Expo et motocross

C’est une exposition en plein air.
Sur le terrain de Stéphane.

— tu vis toujours retiré du monde ?
— Oui.
— Ça me fait plaisir de te revoir, tu as maigri.
— Je mange peu, tu as vu l’expo ?
— Non mais je vais y aller, je voulais te saluer avant.

Je regarde les pièces dans la pièce.
Un couple s’avance, ils sont vieux et nus sous la ceinture.
Je fais mine de pas le remarquer.
Leurs sexes sont glabres, leurs jambes sont parcourues de varices. Bleu et pourpre sombre couleurs mortifères. J’ai envie de leur faire remarquer leur indécence. Je m’abstiens.
— Vous connaissez le travail de Lise ? C’est fantastique, quelle personne remarquable, vous ne trouvez pas ?
— Je ne la connais pas. Je ne connais pas grand monde.
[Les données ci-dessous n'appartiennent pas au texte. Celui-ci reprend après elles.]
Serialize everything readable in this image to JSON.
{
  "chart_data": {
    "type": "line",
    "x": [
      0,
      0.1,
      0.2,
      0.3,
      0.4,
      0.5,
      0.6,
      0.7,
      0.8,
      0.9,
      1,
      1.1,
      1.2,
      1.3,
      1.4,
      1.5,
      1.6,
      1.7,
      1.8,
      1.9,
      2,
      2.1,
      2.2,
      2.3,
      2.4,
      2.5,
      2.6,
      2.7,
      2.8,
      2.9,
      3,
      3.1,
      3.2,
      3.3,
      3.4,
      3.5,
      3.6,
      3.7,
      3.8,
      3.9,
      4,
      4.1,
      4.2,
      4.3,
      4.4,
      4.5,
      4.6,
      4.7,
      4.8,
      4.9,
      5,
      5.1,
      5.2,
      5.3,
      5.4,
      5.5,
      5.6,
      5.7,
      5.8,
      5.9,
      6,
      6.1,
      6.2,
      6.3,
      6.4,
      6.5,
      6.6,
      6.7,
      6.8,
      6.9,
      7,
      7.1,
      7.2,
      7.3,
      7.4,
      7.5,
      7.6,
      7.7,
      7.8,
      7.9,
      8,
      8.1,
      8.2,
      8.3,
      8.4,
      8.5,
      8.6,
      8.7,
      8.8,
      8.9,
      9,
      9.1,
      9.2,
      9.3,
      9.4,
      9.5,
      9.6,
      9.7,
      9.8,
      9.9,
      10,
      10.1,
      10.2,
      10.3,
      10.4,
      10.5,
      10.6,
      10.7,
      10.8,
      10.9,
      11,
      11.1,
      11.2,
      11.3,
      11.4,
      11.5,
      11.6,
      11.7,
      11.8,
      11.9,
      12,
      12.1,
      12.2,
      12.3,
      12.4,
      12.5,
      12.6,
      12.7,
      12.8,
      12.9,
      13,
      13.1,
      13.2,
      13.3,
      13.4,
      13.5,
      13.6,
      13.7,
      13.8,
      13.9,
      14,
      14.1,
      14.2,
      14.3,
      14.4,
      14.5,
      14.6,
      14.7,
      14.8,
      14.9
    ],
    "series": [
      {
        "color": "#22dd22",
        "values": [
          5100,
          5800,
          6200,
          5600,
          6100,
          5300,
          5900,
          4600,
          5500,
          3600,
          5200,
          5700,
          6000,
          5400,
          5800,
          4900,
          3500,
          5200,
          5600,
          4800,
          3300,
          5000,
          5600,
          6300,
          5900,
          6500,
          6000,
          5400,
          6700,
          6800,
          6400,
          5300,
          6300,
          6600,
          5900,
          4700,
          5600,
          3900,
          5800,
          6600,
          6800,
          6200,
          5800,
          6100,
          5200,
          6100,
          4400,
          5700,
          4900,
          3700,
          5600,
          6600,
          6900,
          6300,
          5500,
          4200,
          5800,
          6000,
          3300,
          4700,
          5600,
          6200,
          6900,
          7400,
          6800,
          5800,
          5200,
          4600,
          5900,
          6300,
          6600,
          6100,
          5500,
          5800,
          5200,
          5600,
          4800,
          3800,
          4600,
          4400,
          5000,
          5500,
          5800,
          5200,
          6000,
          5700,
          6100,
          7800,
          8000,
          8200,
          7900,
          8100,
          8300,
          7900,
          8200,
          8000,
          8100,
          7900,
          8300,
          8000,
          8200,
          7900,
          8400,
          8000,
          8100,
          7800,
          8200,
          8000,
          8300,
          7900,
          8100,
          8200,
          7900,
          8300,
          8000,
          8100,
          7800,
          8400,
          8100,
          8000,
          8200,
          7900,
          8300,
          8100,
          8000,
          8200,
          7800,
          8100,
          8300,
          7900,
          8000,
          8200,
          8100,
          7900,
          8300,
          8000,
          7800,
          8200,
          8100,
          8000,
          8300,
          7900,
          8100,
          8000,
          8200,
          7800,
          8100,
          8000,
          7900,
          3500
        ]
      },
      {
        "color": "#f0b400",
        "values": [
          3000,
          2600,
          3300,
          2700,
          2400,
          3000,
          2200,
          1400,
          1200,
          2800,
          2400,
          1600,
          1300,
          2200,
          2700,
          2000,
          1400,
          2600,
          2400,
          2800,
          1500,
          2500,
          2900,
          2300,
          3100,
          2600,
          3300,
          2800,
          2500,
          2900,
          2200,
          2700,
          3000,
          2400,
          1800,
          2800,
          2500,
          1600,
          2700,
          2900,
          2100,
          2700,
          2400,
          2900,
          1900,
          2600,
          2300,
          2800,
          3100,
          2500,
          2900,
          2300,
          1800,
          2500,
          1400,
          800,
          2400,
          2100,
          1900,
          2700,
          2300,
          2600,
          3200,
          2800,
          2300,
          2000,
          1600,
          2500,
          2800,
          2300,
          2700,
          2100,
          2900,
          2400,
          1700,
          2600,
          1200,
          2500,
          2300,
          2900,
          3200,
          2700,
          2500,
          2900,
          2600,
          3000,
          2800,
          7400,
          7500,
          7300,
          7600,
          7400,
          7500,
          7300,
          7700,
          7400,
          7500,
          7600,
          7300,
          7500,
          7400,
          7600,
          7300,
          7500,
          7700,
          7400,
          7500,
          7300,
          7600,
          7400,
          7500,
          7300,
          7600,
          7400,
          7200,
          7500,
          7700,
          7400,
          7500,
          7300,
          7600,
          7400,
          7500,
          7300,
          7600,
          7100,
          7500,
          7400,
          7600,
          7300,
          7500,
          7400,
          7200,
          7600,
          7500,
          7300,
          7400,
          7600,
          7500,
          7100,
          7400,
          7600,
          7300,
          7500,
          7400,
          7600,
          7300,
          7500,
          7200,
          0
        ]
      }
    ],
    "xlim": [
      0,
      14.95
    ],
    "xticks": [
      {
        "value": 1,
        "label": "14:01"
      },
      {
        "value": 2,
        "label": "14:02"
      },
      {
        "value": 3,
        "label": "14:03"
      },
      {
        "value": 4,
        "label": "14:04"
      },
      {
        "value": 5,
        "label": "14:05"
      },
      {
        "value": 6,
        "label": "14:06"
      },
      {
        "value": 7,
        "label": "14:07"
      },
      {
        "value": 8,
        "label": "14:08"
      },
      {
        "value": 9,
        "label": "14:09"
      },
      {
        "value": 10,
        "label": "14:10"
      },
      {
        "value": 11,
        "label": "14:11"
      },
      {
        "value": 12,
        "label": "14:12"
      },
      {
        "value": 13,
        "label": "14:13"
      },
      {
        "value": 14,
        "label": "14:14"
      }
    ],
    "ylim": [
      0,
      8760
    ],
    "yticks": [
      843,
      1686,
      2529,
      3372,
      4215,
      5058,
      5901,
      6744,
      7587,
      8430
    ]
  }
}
Des formes ovoïdes cerclées de métal challengent le ciel. On dirait des montres molles mais dures. On voit des reflets qui se mêlent à la réalité. Des miroirs reflétant le monde. On se regarde sans prendre conscience de l’autre dans une forme de mépris. Un aveuglement comme un mécanisme d’auto protection.

Le couple me suggère de voir la suite de l’expo dans une autre partie du terrain.

la suite est au delà du monticule, au delà de la piste de motocross, faites attention aux motos.

Je retrouve Stéphane au pied de la colline, étendu, songeur.

— Je fais ça, les expos, je me sens seul, je croise des gens, ils repartent. Tu bois un coup ? Il me tends un gobelet de cidre.
— Je croyais que tu ne buvais plus ?
— Je rêve de trouver un passage, il y a une zone marécageuse peuplée d’oiseaux extraordinaires. J’ai envie de passer le reste de ma vie à les étudier, apprendre à reconnaitre leurs chants. Si je trouve ce passage, cela m’ouvrirait les portes d’un nouveau monde. Je préfère les oiseaux aux humains qui sont enchainés, trop pesants pour voler et être libres. Nous sommes le chaînon absurde de l’évolution et nous nous prenons pour les maîtres de monde. Nous ne devrions pas exister.

Un bruit de motos qui pétaradent, leurs formes en l’air en contre jour, elles décollent du sommet de la butte. Nous suivons leurs ellipses, nous anticipons la fin de la trajectoire.

— Attention !

Stéphane me pousse sur le coté, la roue arrière de la moto atterri à quelques centimètres de nous en nous aspergeant de boue. La deuxième moto nous évite aussi de justesse.

— Je loue une partie du terrain pour les cross du week-end. Ça me paye l’eau et l’électricité.
— Ça ne te ressemble pas.
— Il faut savoir faire des compromis.

L’exposition se termine dans une autre salle délabrée. Sans toiture. Des formes abstraites, des fleurs aussi.
Dans une dernière pièce, le vieux couple est entrain de faire l’amour.
Leurs peaux flétries et pales bougent dans un mouvement de ressac.